You have a 3-input NAND gate available but only need a 2-input NAND function. How should the unused input be handled to preserve correct two-input NAND behavior?

Introduction / Context:
Real designs frequently adapt available parts to required functions. Correctly fixing unused inputs on multi-input gates prevents unintended logic behavior and noise susceptibility.

Given Data / Assumptions:

• Device: 3-input NAND; required behavior: 2-input NAND.
• Inputs are standard digital levels with family-appropriate thresholds.
• No desire to alter the intended truth table for the two active inputs.

Concept / Approach:
A NAND outputs LOW only when all inputs are HIGH. To reduce a 3-input NAND to an effective 2-input NAND, force the third input to a benign value that preserves the 2-input truth table.

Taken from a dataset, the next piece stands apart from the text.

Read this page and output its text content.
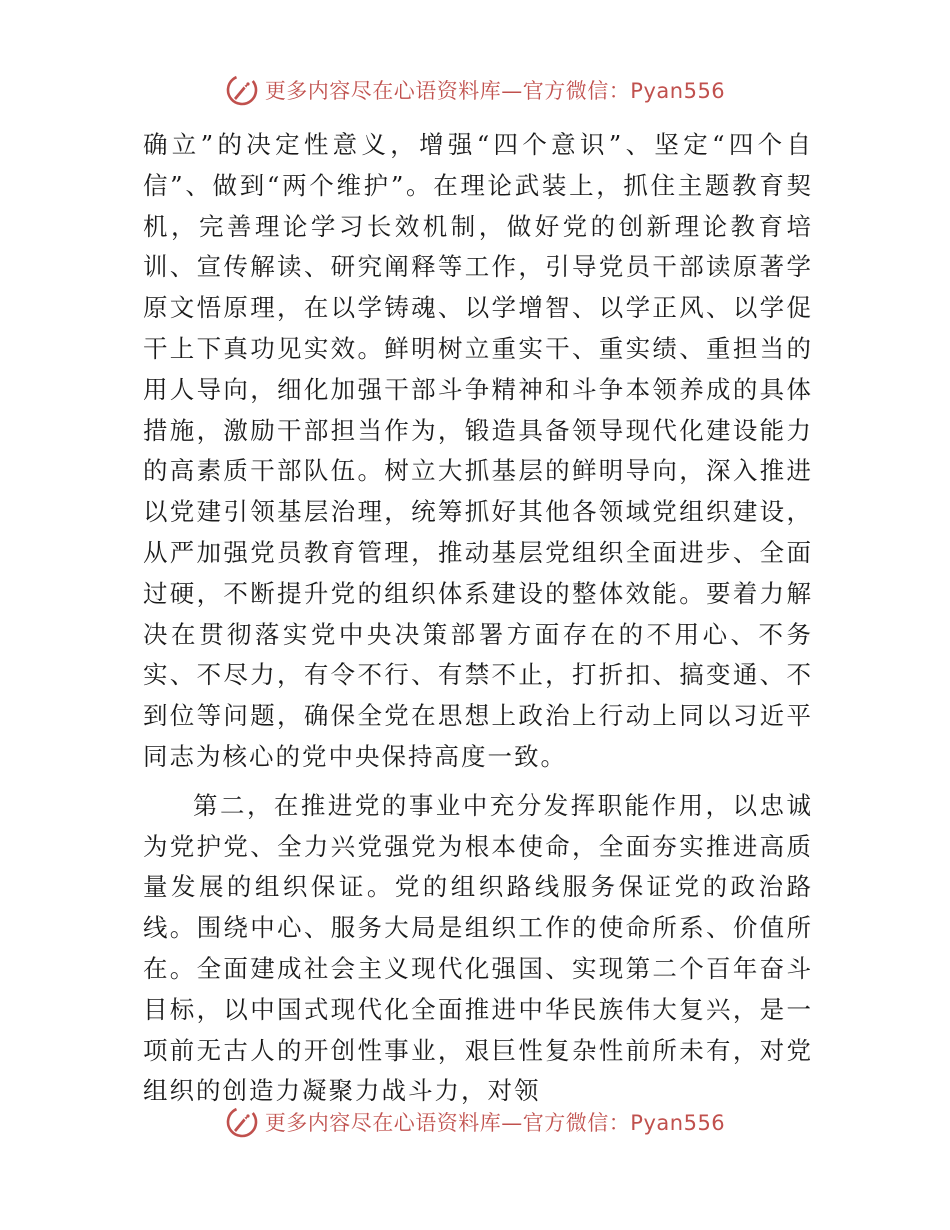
更多内容尽在心语资料库—官方微信：Pyan556

确立”的决定性意义，增强“四个意识”、坚定“四个自信”、做到“两个维护”。在理论武装上，抓住主题教育契机，完善理论学习长效机制，做好党的创新理论教育培训、宣传解读、研究阐释等工作，引导党员干部读原著学原文悟原理，在以学铸魂、以学增智、以学正风、以学促干上下真功见实效。鲜明树立重实干、重实绩、重担当的用人导向，细化加强干部斗争精神和斗争本领养成的具体措施，激励干部担当作为，锻造具备领导现代化建设能力的高素质干部队伍。树立大抓基层的鲜明导向，深入推进以党建引领基层治理，统筹抓好其他各领域党组织建设，从严加强党员教育管理，推动基层党组织全面进步、全面过硬，不断提升党的组织体系建设的整体效能。要着力解决在贯彻落实党中央决策部署方面存在的不用心、不务实、不尽力，有令不行、有禁不止，打折扣、搞变通、不到位等问题，确保全党在思想上政治上行动上同以习近平同志为核心的党中央保持高度一致。

第二，在推进党的事业中充分发挥职能作用，以忠诚为党护党、全力兴党强党为根本使命，全面夯实推进高质量发展的组织保证。党的组织路线服务保证党的政治路线。围绕中心、服务大局是组织工作的使命所系、价值所在。全面建成社会主义现代化强国、实现第二个百年奋斗目标，以中国式现代化全面推进中华民族伟大复兴，是一项前无古人的开创性事业，艰巨性复杂性前所未有，对党组织的创造力凝聚力战斗力，对领

更多内容尽在心语资料库—官方微信：Pyan556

Setting the unused input to logic 1 yields Y = NOT(A * B * 1) = NOT(A * B), which is exactly a 2-input NAND of A and B. Leaving inputs open is bad practice; tying to 0 changes behavior to Y = NOT(A * B * 0) = NOT(0) = 1 (trivial constant HIGH), which is incorrect.

Step-by-Step Solution:
1) Desired: Y = NOT(A * B).2) With a third input C fixed at 1: Y = NOT(A * B * 1) = NOT(A * B).3) Therefore tie the unused input to HIGH to preserve function.

Verification / Alternative check:
Check full truth table: with C = 1, the 3-input NAND reduces to the 2-input NAND truth table for A and B.

Why Other Options Are Wrong:
“connected to ground” (0) forces output always HIGH. “left open” risks undefined/floating behavior and noise. “any of the above” is incorrect because only tying HIGH is functionally correct and robust.

Common Pitfalls:
Leaving inputs floating; assuming tying LOW is harmless; ignoring family-specific recommendations about unused inputs.

Final Answer:
connected to a HIGH